Teheran ha fatto sapere che prevede di quadruplicare la produzione di uranio arricchito a basso livello e che entro pochi giorni raggiungerà il limite delle scorte consentite dall'accordo sul nucleare concordato nel 2015. Una partita che si gioca attorno a un braccio di mare strategico per le vie del greggio

Dopo una guerra di parole tra Stati Uniti e Iran, Teheran ha fatto sapere che prevede di quadruplicare la produzione di uranio arricchito a basso livello e che entro pochi giorni raggiungerà il limite delle scorte consentite dall’accordo sul nucleare concordato nel 2015. Il portavoce dell’Organizzazione per l’energia atomica iraniana (Aeoi), Behrouz Kamalvandi, ha spiegato oggi che l’Iran raggiungerà il livello consentito di 300 kg di uranio arricchito il 27 giugno.

E’ un botta e risposta continuo e pericoloso che si gioca lungo il canale marittimo che oppone l’Iran ai suoi vicini, alleati con gli Stati Uniti. Al centro c’è lo stretto di Hormuz, una passaggio profondo ma relativamente stretto e che non sarebbe difficile da bloccare. Perché è tanto importante?

Lo stretto di Hormuz è al momento il punto più caldo del pianeta, un imbuto di appena 21 miglia di larghezza da cui passa un quinto delle esportazioni di petrolio del mondo, e punto nevralgico della tensione che si accentua fra Usa ed Iran. Che ha trovato il suo momento di crisi con i due attacchi a petroliere avvenuti giovedì 13 giugno. Nel 2019, circa 19,5 milioni di barili al giorno di condensati grezzi e di gas naturale – utilizzati nella produzione di olio pesante – sono transitati per lo stretto. Con un consumo globale di petrolio di circa 100 milioni di barili al giorno, significa quasi un quinto del petrolio mondiale passa di qui.

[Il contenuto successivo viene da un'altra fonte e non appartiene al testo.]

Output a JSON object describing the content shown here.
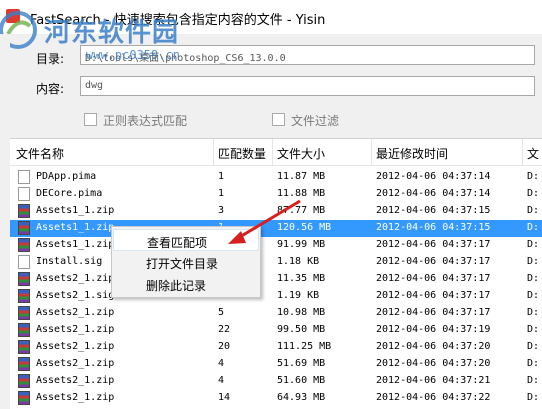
{
  "window": {
    "title": "FastSearch - 快速搜索包含指定内容的文件 - Yisin"
  },
  "watermark": {
    "brand": "河东软件园",
    "url": "www.pc0359.cn"
  },
  "form": {
    "dir_label": "目录:",
    "dir_value": "D:\\tools\\桌面\\photoshop_CS6_13.0.0",
    "content_label": "内容:",
    "content_value": "dwg",
    "regex_label": "正则表达式匹配",
    "filter_label": "文件过滤"
  },
  "table": {
    "columns": [
      "文件名称",
      "匹配数量",
      "文件大小",
      "最近修改时间",
      "文"
    ],
    "rows": [
      {
        "icon": "doc",
        "name": "PDApp.pima",
        "count": "1",
        "size": "11.87 MB",
        "time": "2012-04-06 04:37:14",
        "path": "D:"
      },
      {
        "icon": "doc",
        "name": "DECore.pima",
        "count": "1",
        "size": "11.88 MB",
        "time": "2012-04-06 04:37:14",
        "path": "D:"
      },
      {
        "icon": "zip",
        "name": "Assets1_1.zip",
        "count": "3",
        "size": "87.77 MB",
        "time": "2012-04-06 04:37:15",
        "path": "D:"
      },
      {
        "icon": "zip",
        "name": "Assets1_1.zip",
        "count": "1",
        "size": "120.56 MB",
        "time": "2012-04-06 04:37:15",
        "path": "D:",
        "selected": true
      },
      {
        "icon": "zip",
        "name": "Assets1_1.zip",
        "count": "",
        "size": "91.99 MB",
        "time": "2012-04-06 04:37:17",
        "path": "D:"
      },
      {
        "icon": "doc",
        "name": "Install.sig",
        "count": "",
        "size": "1.18 KB",
        "time": "2012-04-06 04:37:17",
        "path": "D:"
      },
      {
        "icon": "zip",
        "name": "Assets2_1.zip",
        "count": "",
        "size": "11.35 MB",
        "time": "2012-04-06 04:37:17",
        "path": "D:"
      },
      {
        "icon": "zip",
        "name": "Assets2_1.sig",
        "count": "",
        "size": "1.19 KB",
        "time": "2012-04-06 04:37:17",
        "path": "D:"
      },
      {
        "icon": "zip",
        "name": "Assets2_1.zip",
        "count": "5",
        "size": "10.98 MB",
        "time": "2012-04-06 04:37:17",
        "path": "D:"
      },
      {
        "icon": "zip",
        "name": "Assets2_1.zip",
        "count": "22",
        "size": "99.50 MB",
        "time": "2012-04-06 04:37:19",
        "path": "D:"
      },
      {
        "icon": "zip",
        "name": "Assets2_1.zip",
        "count": "20",
        "size": "111.25 MB",
        "time": "2012-04-06 04:37:20",
        "path": "D:"
      },
      {
        "icon": "zip",
        "name": "Assets2_1.zip",
        "count": "4",
        "size": "51.69 MB",
        "time": "2012-04-06 04:37:20",
        "path": "D:"
      },
      {
        "icon": "zip",
        "name": "Assets2_1.zip",
        "count": "4",
        "size": "51.60 MB",
        "time": "2012-04-06 04:37:21",
        "path": "D:"
      },
      {
        "icon": "zip",
        "name": "Assets2_1.zip",
        "count": "14",
        "size": "64.93 MB",
        "time": "2012-04-06 04:37:22",
        "path": "D:"
      }
    ]
  },
  "context_menu": {
    "items": [
      "查看匹配项",
      "打开文件目录",
      "删除此记录"
    ]
  },
  "colors": {
    "selection": "#3399ff",
    "watermark": "#3a7fc9",
    "arrow": "#d62020"
  }
}
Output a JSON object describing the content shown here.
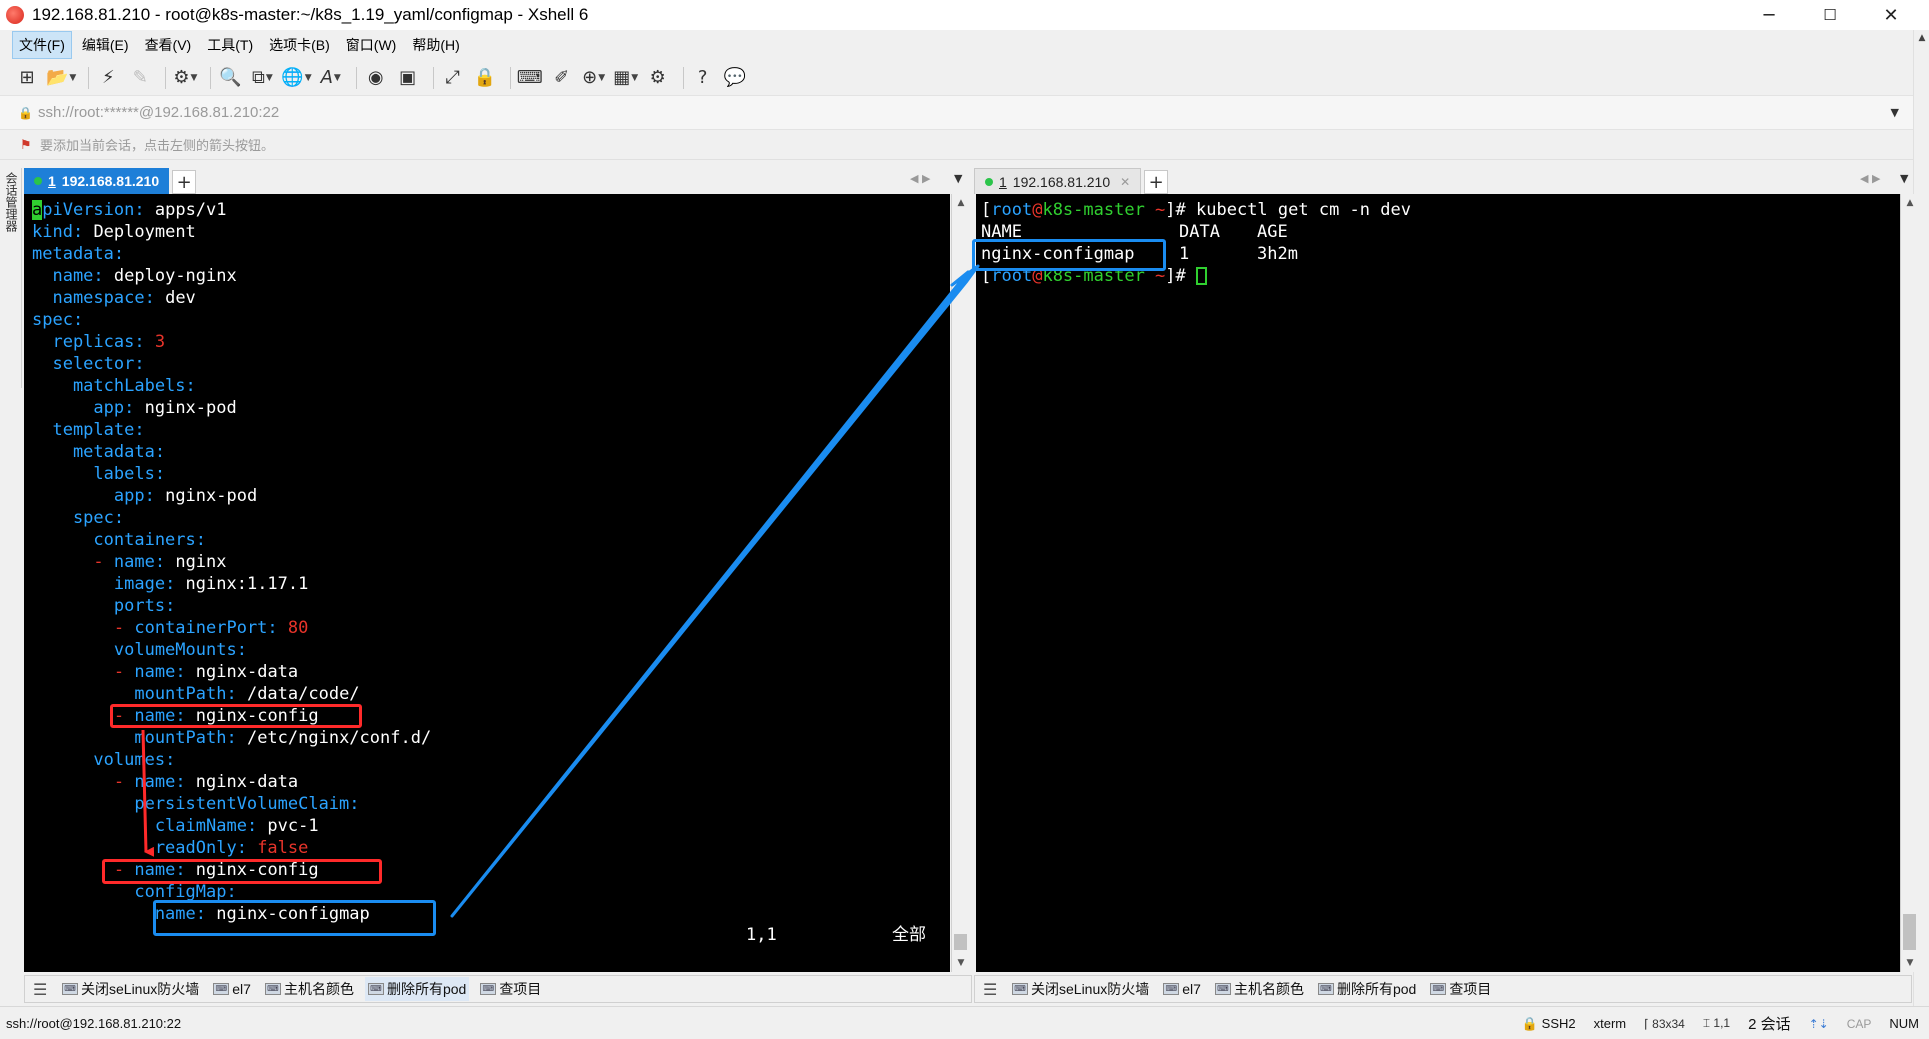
{
  "window": {
    "title": "192.168.81.210 - root@k8s-master:~/k8s_1.19_yaml/configmap - Xshell 6",
    "controls": {
      "minimize": "─",
      "maximize": "☐",
      "close": "✕"
    }
  },
  "menu": {
    "items": [
      {
        "label": "文件(F)"
      },
      {
        "label": "编辑(E)"
      },
      {
        "label": "查看(V)"
      },
      {
        "label": "工具(T)"
      },
      {
        "label": "选项卡(B)"
      },
      {
        "label": "窗口(W)"
      },
      {
        "label": "帮助(H)"
      }
    ]
  },
  "address": {
    "value": "ssh://root:******@192.168.81.210:22"
  },
  "hint": {
    "text": "要添加当前会话，点击左侧的箭头按钮。"
  },
  "session_sidebar": {
    "label": "会话管理器"
  },
  "left_pane": {
    "tab": {
      "number": "1",
      "label": "192.168.81.210"
    },
    "editor_status": {
      "position": "1,1",
      "scope": "全部"
    },
    "yaml_lines": [
      [
        {
          "t": "a",
          "c": "cursor-block"
        },
        {
          "t": "piVersion",
          "c": "k"
        },
        {
          "t": ": ",
          "c": "k"
        },
        {
          "t": "apps/v1",
          "c": "v"
        }
      ],
      [
        {
          "t": "kind",
          "c": "k"
        },
        {
          "t": ": ",
          "c": "k"
        },
        {
          "t": "Deployment",
          "c": "v"
        }
      ],
      [
        {
          "t": "metadata",
          "c": "k"
        },
        {
          "t": ":",
          "c": "k"
        }
      ],
      [
        {
          "t": "  name",
          "c": "k"
        },
        {
          "t": ": ",
          "c": "k"
        },
        {
          "t": "deploy-nginx",
          "c": "v"
        }
      ],
      [
        {
          "t": "  namespace",
          "c": "k"
        },
        {
          "t": ": ",
          "c": "k"
        },
        {
          "t": "dev",
          "c": "v"
        }
      ],
      [
        {
          "t": "spec",
          "c": "k"
        },
        {
          "t": ":",
          "c": "k"
        }
      ],
      [
        {
          "t": "  replicas",
          "c": "k"
        },
        {
          "t": ": ",
          "c": "k"
        },
        {
          "t": "3",
          "c": "num"
        }
      ],
      [
        {
          "t": "  selector",
          "c": "k"
        },
        {
          "t": ":",
          "c": "k"
        }
      ],
      [
        {
          "t": "    matchLabels",
          "c": "k"
        },
        {
          "t": ":",
          "c": "k"
        }
      ],
      [
        {
          "t": "      app",
          "c": "k"
        },
        {
          "t": ": ",
          "c": "k"
        },
        {
          "t": "nginx-pod",
          "c": "v"
        }
      ],
      [
        {
          "t": "  template",
          "c": "k"
        },
        {
          "t": ":",
          "c": "k"
        }
      ],
      [
        {
          "t": "    metadata",
          "c": "k"
        },
        {
          "t": ":",
          "c": "k"
        }
      ],
      [
        {
          "t": "      labels",
          "c": "k"
        },
        {
          "t": ":",
          "c": "k"
        }
      ],
      [
        {
          "t": "        app",
          "c": "k"
        },
        {
          "t": ": ",
          "c": "k"
        },
        {
          "t": "nginx-pod",
          "c": "v"
        }
      ],
      [
        {
          "t": "    spec",
          "c": "k"
        },
        {
          "t": ":",
          "c": "k"
        }
      ],
      [
        {
          "t": "      containers",
          "c": "k"
        },
        {
          "t": ":",
          "c": "k"
        }
      ],
      [
        {
          "t": "      - ",
          "c": "f"
        },
        {
          "t": "name",
          "c": "k"
        },
        {
          "t": ": ",
          "c": "k"
        },
        {
          "t": "nginx",
          "c": "v"
        }
      ],
      [
        {
          "t": "        image",
          "c": "k"
        },
        {
          "t": ": ",
          "c": "k"
        },
        {
          "t": "nginx:1.17.1",
          "c": "v"
        }
      ],
      [
        {
          "t": "        ports",
          "c": "k"
        },
        {
          "t": ":",
          "c": "k"
        }
      ],
      [
        {
          "t": "        - ",
          "c": "f"
        },
        {
          "t": "containerPort",
          "c": "k"
        },
        {
          "t": ": ",
          "c": "k"
        },
        {
          "t": "80",
          "c": "num"
        }
      ],
      [
        {
          "t": "        volumeMounts",
          "c": "k"
        },
        {
          "t": ":",
          "c": "k"
        }
      ],
      [
        {
          "t": "        - ",
          "c": "f"
        },
        {
          "t": "name",
          "c": "k"
        },
        {
          "t": ": ",
          "c": "k"
        },
        {
          "t": "nginx-data",
          "c": "v"
        }
      ],
      [
        {
          "t": "          mountPath",
          "c": "k"
        },
        {
          "t": ": ",
          "c": "k"
        },
        {
          "t": "/data/code/",
          "c": "v"
        }
      ],
      [
        {
          "t": "        - ",
          "c": "f"
        },
        {
          "t": "name",
          "c": "k"
        },
        {
          "t": ": ",
          "c": "k"
        },
        {
          "t": "nginx-config",
          "c": "v"
        }
      ],
      [
        {
          "t": "          mountPath",
          "c": "k"
        },
        {
          "t": ": ",
          "c": "k"
        },
        {
          "t": "/etc/nginx/conf.d/",
          "c": "v"
        }
      ],
      [
        {
          "t": "      volumes",
          "c": "k"
        },
        {
          "t": ":",
          "c": "k"
        }
      ],
      [
        {
          "t": "        - ",
          "c": "f"
        },
        {
          "t": "name",
          "c": "k"
        },
        {
          "t": ": ",
          "c": "k"
        },
        {
          "t": "nginx-data",
          "c": "v"
        }
      ],
      [
        {
          "t": "          persistentVolumeClaim",
          "c": "k"
        },
        {
          "t": ":",
          "c": "k"
        }
      ],
      [
        {
          "t": "            claimName",
          "c": "k"
        },
        {
          "t": ": ",
          "c": "k"
        },
        {
          "t": "pvc-1",
          "c": "v"
        }
      ],
      [
        {
          "t": "            readOnly",
          "c": "k"
        },
        {
          "t": ": ",
          "c": "k"
        },
        {
          "t": "false",
          "c": "f"
        }
      ],
      [
        {
          "t": "        - ",
          "c": "f"
        },
        {
          "t": "name",
          "c": "k"
        },
        {
          "t": ": ",
          "c": "k"
        },
        {
          "t": "nginx-config",
          "c": "v"
        }
      ],
      [
        {
          "t": "          configMap",
          "c": "k"
        },
        {
          "t": ":",
          "c": "k"
        }
      ],
      [
        {
          "t": "            name",
          "c": "k"
        },
        {
          "t": ": ",
          "c": "k"
        },
        {
          "t": "nginx-configmap",
          "c": "v"
        }
      ]
    ]
  },
  "right_pane": {
    "tab": {
      "number": "1",
      "label": "192.168.81.210"
    },
    "prompt": {
      "open": "[",
      "user": "root",
      "at": "@",
      "host": "k8s-master",
      "dir": " ~",
      "close": "]# "
    },
    "command": "kubectl get cm -n dev",
    "table": {
      "headers": [
        "NAME",
        "DATA",
        "AGE"
      ],
      "rows": [
        [
          "nginx-configmap",
          "1",
          "3h2m"
        ]
      ]
    }
  },
  "quickbar": {
    "items": [
      {
        "label": "关闭seLinux防火墙"
      },
      {
        "label": "el7"
      },
      {
        "label": "主机名颜色"
      },
      {
        "label": "删除所有pod"
      },
      {
        "label": "查项目"
      }
    ]
  },
  "status": {
    "connection": "ssh://root@192.168.81.210:22",
    "protocol": "SSH2",
    "terminal": "xterm",
    "size": "83x34",
    "cursor": "1,1",
    "sessions": "2 会话",
    "cap": "CAP",
    "num": "NUM"
  },
  "colors": {
    "terminal_bg": "#000000",
    "yaml_key": "#2ba3ff",
    "yaml_value": "#ffffff",
    "yaml_number": "#e8342a",
    "prompt_host": "#30d030",
    "annotation_red": "#ff2a2a",
    "annotation_blue": "#1a8cf0",
    "active_tab": "#1e7fd8"
  }
}
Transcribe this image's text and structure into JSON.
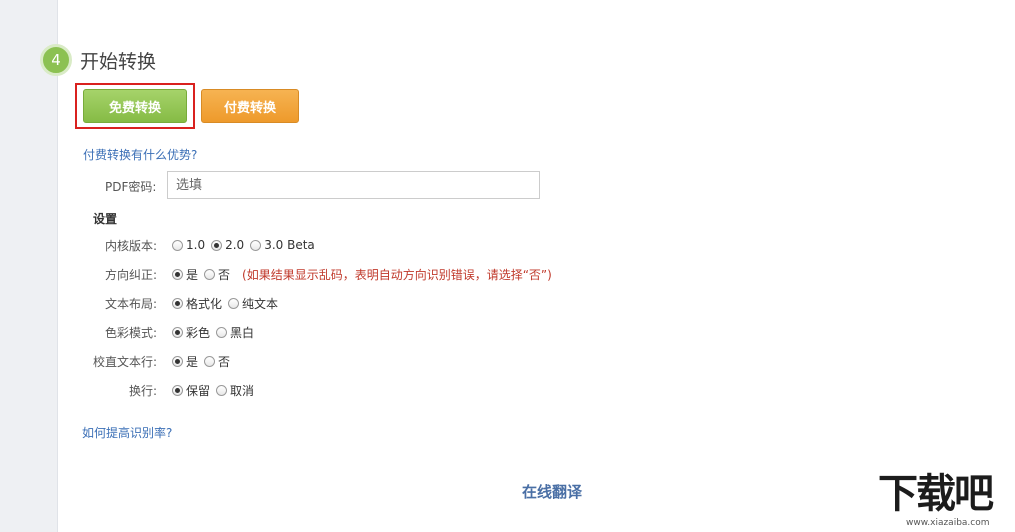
{
  "step": {
    "number": "4",
    "title": "开始转换"
  },
  "buttons": {
    "free": "免费转换",
    "paid": "付费转换"
  },
  "links": {
    "advantages": "付费转换有什么优势?",
    "improve_rate": "如何提高识别率?"
  },
  "password": {
    "label": "PDF密码:",
    "placeholder": "选填"
  },
  "settings": {
    "heading": "设置",
    "rows": [
      {
        "label": "内核版本:",
        "options": [
          "1.0",
          "2.0",
          "3.0 Beta"
        ],
        "selected": "2.0"
      },
      {
        "label": "方向纠正:",
        "options": [
          "是",
          "否"
        ],
        "selected": "是",
        "note": "(如果结果显示乱码，表明自动方向识别错误，请选择“否”)"
      },
      {
        "label": "文本布局:",
        "options": [
          "格式化",
          "纯文本"
        ],
        "selected": "格式化"
      },
      {
        "label": "色彩模式:",
        "options": [
          "彩色",
          "黑白"
        ],
        "selected": "彩色"
      },
      {
        "label": "校直文本行:",
        "options": [
          "是",
          "否"
        ],
        "selected": "是"
      },
      {
        "label": "换行:",
        "options": [
          "保留",
          "取消"
        ],
        "selected": "保留"
      }
    ]
  },
  "footer": {
    "translate": "在线翻译"
  },
  "watermark": {
    "logo": "下载吧",
    "url": "www.xiazaiba.com"
  },
  "colors": {
    "free_button": "#8cc152",
    "paid_button": "#f0a03a",
    "highlight": "#d9211f",
    "link": "#3b6fb6",
    "note": "#c0392b"
  }
}
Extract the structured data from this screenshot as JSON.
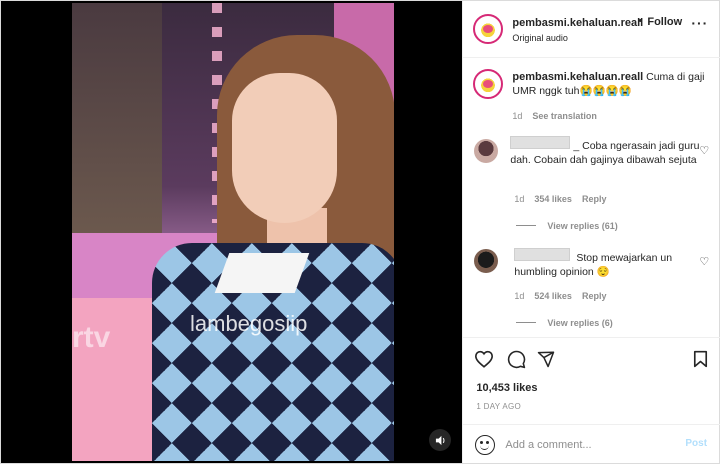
{
  "header": {
    "username": "pembasmi.kehaluan.reall",
    "separator": "•",
    "follow_label": "Follow",
    "audio": "Original audio",
    "more_label": "···"
  },
  "media": {
    "watermark": "lambegosiip",
    "channel_logo": "rtv",
    "mute_icon": "speaker-icon"
  },
  "caption": {
    "username": "pembasmi.kehaluan.reall",
    "text": "Cuma di gaji UMR nggk tuh😭😭😭😭",
    "time": "1d",
    "see_translation": "See translation"
  },
  "comments": [
    {
      "text": "_ Coba ngerasain jadi guru dah. Cobain dah gajinya dibawah sejuta",
      "time": "1d",
      "likes": "354 likes",
      "reply_label": "Reply",
      "view_replies": "View replies (61)"
    },
    {
      "text": "Stop mewajarkan un humbling opinion 😌",
      "time": "1d",
      "likes": "524 likes",
      "reply_label": "Reply",
      "view_replies": "View replies (6)"
    }
  ],
  "actions": {
    "likes": "10,453 likes",
    "date": "1 DAY AGO"
  },
  "comment_box": {
    "placeholder": "Add a comment...",
    "post_label": "Post"
  },
  "colors": {
    "link_blue_disabled": "#b2dffc",
    "muted_text": "#8e8e8e",
    "border": "#efefef"
  }
}
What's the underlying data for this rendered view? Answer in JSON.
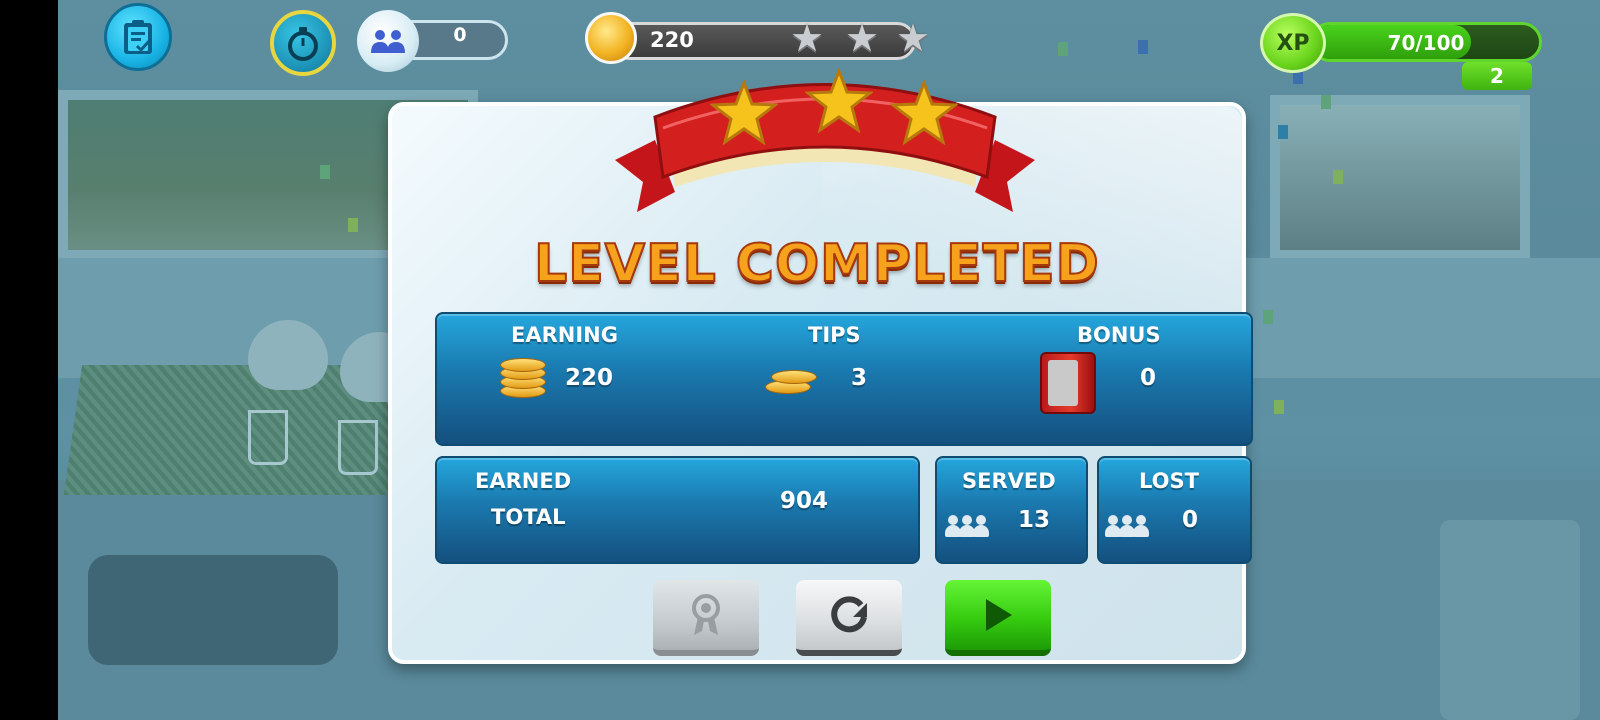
{
  "hud": {
    "clipboard_icon": "clipboard-check-icon",
    "timer_icon": "stopwatch-icon",
    "customers_icon": "people-icon",
    "customers_count": "0",
    "coins": "220",
    "stars_earned": 3,
    "xp_label": "XP",
    "xp_progress": "70/100",
    "xp_fraction": 0.7,
    "level": "2"
  },
  "dialog": {
    "stars": 3,
    "title": "LEVEL COMPLETED",
    "earning_label": "EARNING",
    "earning_value": "220",
    "tips_label": "TIPS",
    "tips_value": "3",
    "bonus_label": "BONUS",
    "bonus_value": "0",
    "earned_label_line1": "EARNED",
    "earned_label_line2": "TOTAL",
    "earned_total": "904",
    "served_label": "SERVED",
    "served_value": "13",
    "lost_label": "LOST",
    "lost_value": "0"
  },
  "buttons": {
    "achievement_icon": "ribbon-award-icon",
    "replay_icon": "replay-arrow-icon",
    "play_icon": "play-triangle-icon"
  },
  "colors": {
    "panel_blue": "#1a78ad",
    "title_orange": "#f7a21d",
    "play_green": "#36cc10",
    "ribbon_red": "#d41f1f",
    "star_gold": "#f6c21c"
  }
}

Si tratta in realtà di due corridoi di appena 2 miglia di larghezza, uno per le navi in uscita e uno per quelle in entrata. Qui enormi petroliere si sorpassano come auto in autostrada; e qui il 14 maggio si sono verificati altri due attacchi simili. Vi sono altri stretti dal passaggio obbligato, come il Canale di Suez in Egitto (5,5 milioni) e lo Stretto di Malacca tra la Malesia e Sumatra, 16 milioni di barili. Ma Hormuz è di gran lunga il più importante, anche perche le sue due coste vedono fronteggiarsi a Sud molti degli alleati degli americani nella zona, che hanno di fronte una costa tutta iraniana. Per passare attraverso lo stretto, le navi devono navigare attraverso le acque territoriali di Oman e Iran. Gli Emirati arabi uniti si trovano anch’essi in prossimità dello stretto, a sud.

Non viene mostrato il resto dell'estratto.